Joint liability reform
- What it is: Often two or more physicians treat the same patient. In such a case, if negligence occurs both parties can be at fault—although not to the same degree. For instance, when one anesthesiologist starts a case and another finishes the case—whose fault is it if something goes wrong 5 minutes after handoff? In such an example, it would likely depend on what specifically happened and the individual circumstances. For that reason, fault can be apportioned on a percentage basis by a jury after they examine the facts.
- Why joint liability reform matters: Despite fault being apportioned by a jury based on the individual responsibility of the providers involved, the actual collection of the damages can occur in a non-equitable fashion. For instance, a physician who is 10% at fault can be made to pay the entire amount of the damages (if the other party is non-collectable). Such a result skews justice in favor of the plaintiff and against the physician.
Collateral Source Reform
- What it is: In essence, the collateral source rule allows double payment. As an example, consider a patient who due to malpractice is unable to work. A reasonable calculation of the patient’s lost income would first calculate his typical wages, and second subtract any amount paid through social security or long-term disability insurance. Otherwise, the plaintiff would be able to double collect through those models. In Virginia, double payment is the rule.

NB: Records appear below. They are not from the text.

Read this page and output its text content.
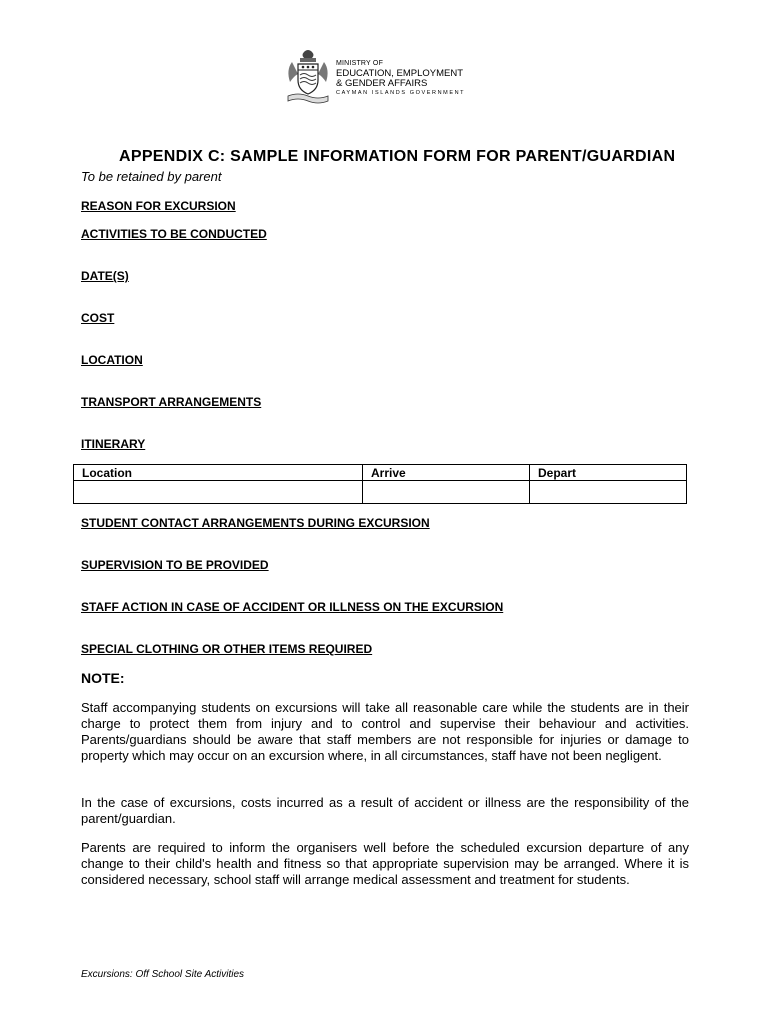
MINISTRY OF
EDUCATION, EMPLOYMENT
& GENDER AFFAIRS
CAYMAN ISLANDS GOVERNMENT
APPENDIX C: SAMPLE INFORMATION FORM FOR PARENT/GUARDIAN
To be retained by parent
REASON FOR EXCURSION
ACTIVITIES TO BE CONDUCTED
DATE(S)
COST
LOCATION
TRANSPORT ARRANGEMENTS
ITINERARY
Location	Arrive	Depart

STUDENT CONTACT ARRANGEMENTS DURING EXCURSION
SUPERVISION TO BE PROVIDED
STAFF ACTION IN CASE OF ACCIDENT OR ILLNESS ON THE EXCURSION
SPECIAL CLOTHING OR OTHER ITEMS REQUIRED
NOTE:
Staff accompanying students on excursions will take all reasonable care while the students are in their charge to protect them from injury and to control and supervise their behaviour and activities. Parents/guardians should be aware that staff members are not responsible for injuries or damage to property which may occur on an excursion where, in all circumstances, staff have not been negligent.
In the case of excursions, costs incurred as a result of accident or illness are the responsibility of the parent/guardian.
Parents are required to inform the organisers well before the scheduled excursion departure of any change to their child's health and fitness so that appropriate supervision may be arranged. Where it is considered necessary, school staff will arrange medical assessment and treatment for students.
Excursions: Off School Site Activities
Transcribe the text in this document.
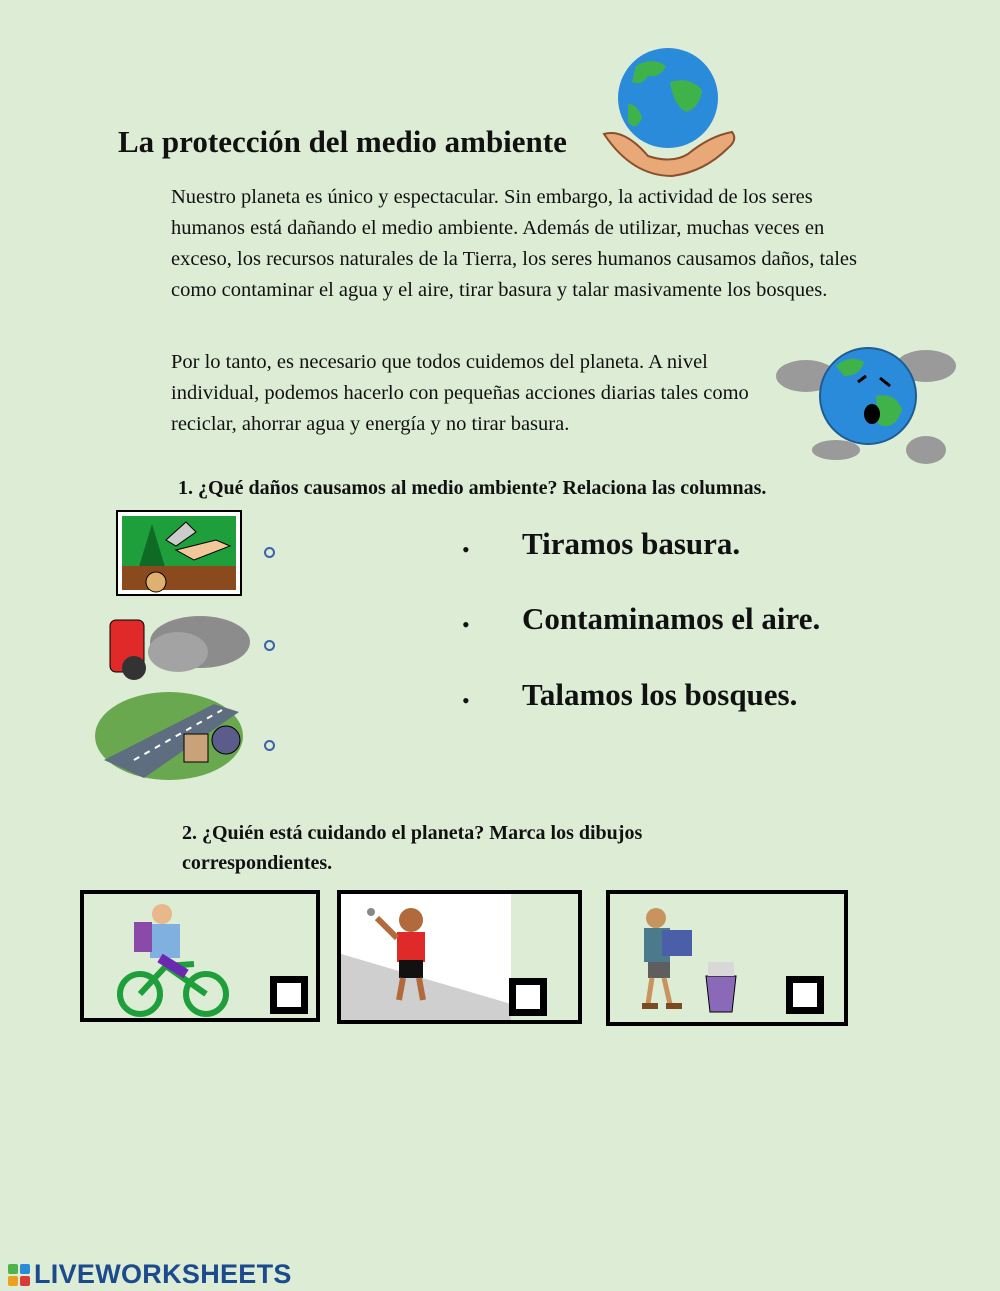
La protección del medio ambiente

Nuestro planeta es único y espectacular. Sin embargo, la actividad de los seres humanos está dañando el medio ambiente. Además de utilizar, muchas veces en exceso, los recursos naturales de la Tierra, los seres humanos causamos daños, tales como contaminar el agua y el aire, tirar basura y talar masivamente los bosques.

Por lo tanto, es necesario que todos cuidemos del planeta. A nivel individual, podemos hacerlo con pequeñas acciones diarias tales como reciclar, ahorrar agua y energía y no tirar basura.

1. ¿Qué daños causamos al medio ambiente? Relaciona las columnas.
• Tiramos basura.
• Contaminamos el aire.
• Talamos los bosques.
2. ¿Quién está cuidando el planeta? Marca los dibujos correspondientes.
LIVEWORKSHEETS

- Why it matters: Lost income should be limited to what is actually lost by the plaintiff. It should not be used to place a patient in a better financial position than if an incident had not occurred. Technically, long and short-term disability insurance are a bit more nuanced than social security, because in practice some of those benefits are paid back to the insurer following a settlement or award in a process called subrogation. Typically, the plaintiff’s attorney still receives his share of the amount subrogated. The results of both types of double payment can be substantial if spread over several years (or decades).
Given the very human nature of medicine, errors can only be reduced—never eliminated. As a result, there will always be tension between the law and medicine. The above reforms are certainly not exhaustive, but they do represent ways to ensure providers practice in a fair environment. Ultimately, anesthesiologists work tirelessly to ensure safety. Ensuring a fair legal environment means they can continue to focus on what matters most—the patients.
Note for the above Map, damages can be separated into non-economic and economic. Therefore, this map is a generalization. Moreover, some damages are indexed to inflation or include annual increases
(Virginia for example reaches $2.5 million this year).
Those states with caps between $500K and $2 million—have been listed as ≤ $2 million.
Joint liability reform has several nuances, which are often state specific.
Note: Although statutes listed are accurate to the authors knowledge, they are intended for educational value and should not be construed as legal advice for any providers facing claims. Each case is unique, and therefore providers should seek advice from counsel when specific issues arise.